Zinnîre Hatun

A -
A +

Ebu Cehil katmerli öfkeler içindeydi... Yeni müslüman olan birini işitmeye görsün. Derhal koşup caydırmaya çalışırdı onu bir yolla. Zenginse; - Seni batırır, servetini yok ederiz! İtibarlı biriyse; - Seni rezil eder, halkın içine çıkamaz hale getiririz! gibi şeyler söyleyerek korkuturdu. Ya fakir ve köle ise?
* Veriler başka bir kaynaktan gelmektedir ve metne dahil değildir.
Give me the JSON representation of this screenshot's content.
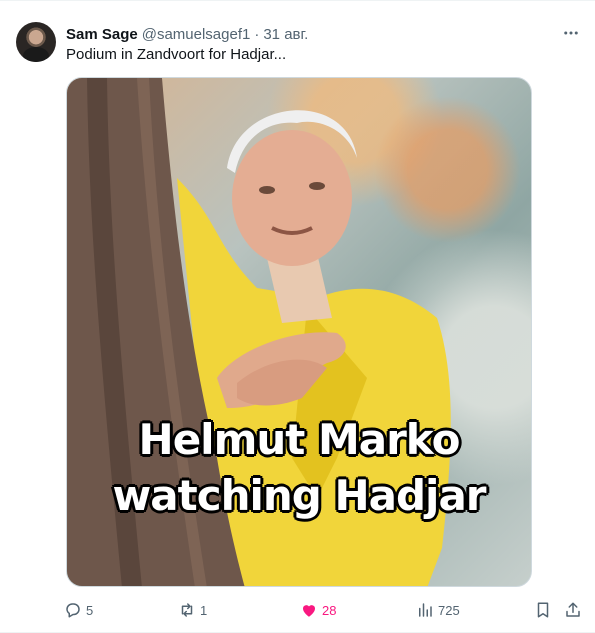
{
  "author": {
    "name": "Sam Sage",
    "handle": "@samuelsagef1",
    "separator": "·",
    "date": "31 авг."
  },
  "post": {
    "text": "Podium in Zandvoort for Hadjar...",
    "image": {
      "caption_line1": "Helmut Marko",
      "caption_line2": "watching Hadjar"
    }
  },
  "actions": {
    "replies": "5",
    "reposts": "1",
    "likes": "28",
    "views": "725"
  },
  "colors": {
    "like_active": "#f91880",
    "secondary_text": "#536471"
  },
  "icons": {
    "more": "more-dots-icon",
    "reply": "reply-icon",
    "repost": "repost-icon",
    "like": "heart-filled-icon",
    "views": "views-chart-icon",
    "bookmark": "bookmark-icon",
    "share": "share-icon"
  }
}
Onlar için yapacak tek iş vardı: "İşkence"!.. Nitekim kölelerden "Zinnîre Hatun" iman edince deliye döndüler. - Yahu bu kölelere de ne oluyor? Bizden izinsiz nasıl din değiştirebiliyorlar? diyorlardı. Kesin karar aldılar!.. - Bu suçu kim işlerse, en ağır cezaya çarptırılacaktır! Ve işkenceler başladı. Tüyler ürperten eza ve cefalar. Bu masumlardan biri de "Zinnire Hatun"du. Ebu Cehil, bir gün parmaklarını garibin gırtlağına bir kerpeten gibi geçirmiş, bütün hiddetiyle bağırıyordu: - Muhammed'in dininden dön! - Hayııır! - Lat ve Uzza'ya inan! - Hayııır! Ve "Şehadet"i haykırdı: - Lâ ilahe illallah! Ancak işkenceler sonunda iki gözünü de kaybetti mübarek. Ebu Cehil sırıtıyordu! Ebu Cehil, sırıtarak yaklaştı hemen. - Bak gördün mü? - Neyi görecekmişim? - Lat ve Uzza'yı inkâr ettin. Onlar da senin gözlerini kör ettiler. Zinnîre feryad etti: - Hayııır! Hayır! O putların, ne kendilerine faydaları olur, ne de başkasına zararları. Ve ekledi: - Ama benim Rabbim, gözümün nurunu iade etmeye kadirdir. Cenab-ı Hak mahcup etmedi onu. İki gözü de açıldı hemen. Zinnire, gözyaşları içinde kapandı şükür secdesine. Ya müşrikler? Onların kalpleri mühürlüydü. - "Bu da sihir" deyip geçtiler yine.